The symptoms of back pain can vary depending on the underlying cause and what structures for instance, nerves or muscles – are involved. Some of the most common symptoms of back pain include :
- Pain along the spine, anywhere from the neck to the lower back
- Sharp pain when using the back to lift, bend or perform other activities
- Dull aching in the lower back, especially following long periods of standing or sitting
- Shooting pain or burning sensations that radiate from the low back through the leg
- Muscle spasms
- Inability to turn the head without pain
- Chronic headache
Back and neck pain can evolve as an injury or disease progresses.
Like back pain symptoms, treatment can vary based on the underlying cause of back pain. In some cases when back pain is the result of minor overuse or strain, rest combined with over-the-counter pain medications may be enough to relieve symptoms. Applying either heat or cold – or alternating the two – may help reduce inflammation and increase circulation to aid in healing for minor back issues and discomfort.

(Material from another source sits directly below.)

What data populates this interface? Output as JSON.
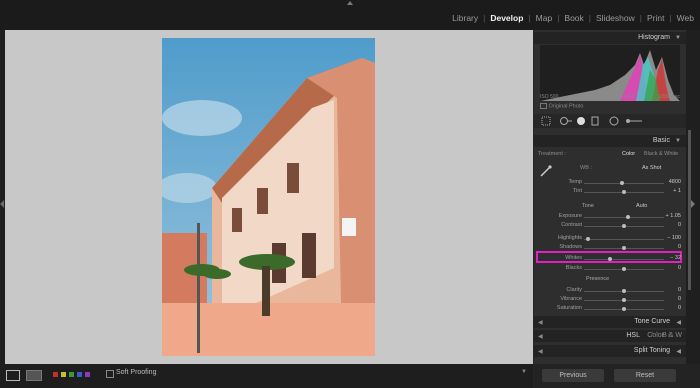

When over-the-counter medications are not sufficient to relieve pain, prescription medications to reduce pain or treat muscle spasms may be used as well as cortisone injections to reduce inflammation, especially when nerve impingement is involved.
Lifestyle changes like weight loss and learning new ways to perform some activities like lifting or moving heavy objects may help reduce symptoms. Physical and occupational therapy can also play an important role in back pain management.
For very serious back issues including degenerative disc disease, spondylolisthesis, spinal stenosis and other chronic injuries, surgery may be required to remove discs, fuse the vertebrae, widen the spinal canal or address other issues.